As a judge heard arguments for the first time relating to B. Denise Cosby’s wrongful death lawsuit against Harvard for the 2009 murder of her son in Kirkland House, lawyers for Harvard said that the University cannot be held responsible for the drug deal gone wrong, and the suit should be dismissed.
Harvard’s attorneys maintained that the University had no duty to protect 21-year-old Justin D. C. D. Cosby, who came to the Harvard dormitory for what he believed was a marijuana deal. Instead, he was held at gunpoint by three men demanding that he hand over the drugs.
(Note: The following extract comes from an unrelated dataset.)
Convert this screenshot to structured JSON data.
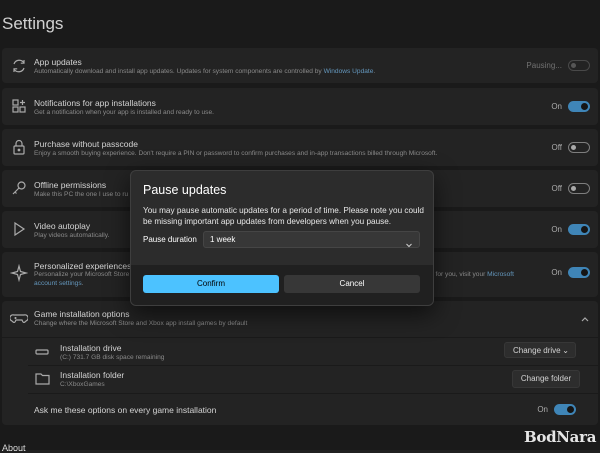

When he refused, one of the men shot him.
In oral argument in Middlesex Superior Court on Wednesday, Harvard’s lead attorney Martin F. Murphy stressed the point that has been the University’s main contention since the suit was filed in May. “Particularly [when] the plaintiff himself has come onto the property in order to engage in dangerous activities,” Murphy argued, “the law makes it clear that [Harvard] doesn’t have that duty of safety to [Cosby].”
Neither side has contested that Cosby came to Harvard that day to sell drugs. But Denise Cosby’s lawyers argued Wednesday, as they have since May, that the dangerous situation developed only because of Harvard’s lax enforcement of its own regulations. One of the three men involved in the hold-up, Jabrai Jordan Copney, had been living for months with his girlfriend, Harvard senior Brittany J. Smith, in her Lowell House single—a clear violation of rules printed in Harvard's student handbook and elsewhere.
As a result of Harvard’s inattention, Cosby’s lawyers say, Copney ran “a criminal enterprise” out of Smith’s Lowell dorm room. Before Cosby’s murder in May 2009, Copney and his friend Blayn Jiggetts, also later involved in Cosby’s killing, had used a firearm to steal drugs from two Yale dealers whom Cosby met during Harvard-Yale weekend.
“[Copney] was there for two semesters,” Cosby’s lead attorney Isaac H. Peres said, “not two days, not three days.... The only reason this became a situation is because of [Harvard’s] negligence.”
Copney was convicted of first-degree murder in Middlesex Superior Court last year and is serving a life sentence without the possibility of parole. His two associates, Jiggetts and Jason F. Aquino, each pleaded guilty to manslaughter, and Smith pleaded guilty to accessory charges.
Denise Cosby and Gregory Daniel Cosby, the uncle of the shooting victim, watched the proceedings.
“We’re cautiously optimistic. You never know about these things, but we felt that it went well and that [the judge] understood our argument,” Peres said afterward. The judge will hand down an opinion on whether the case should be dismissed at an unannounced time.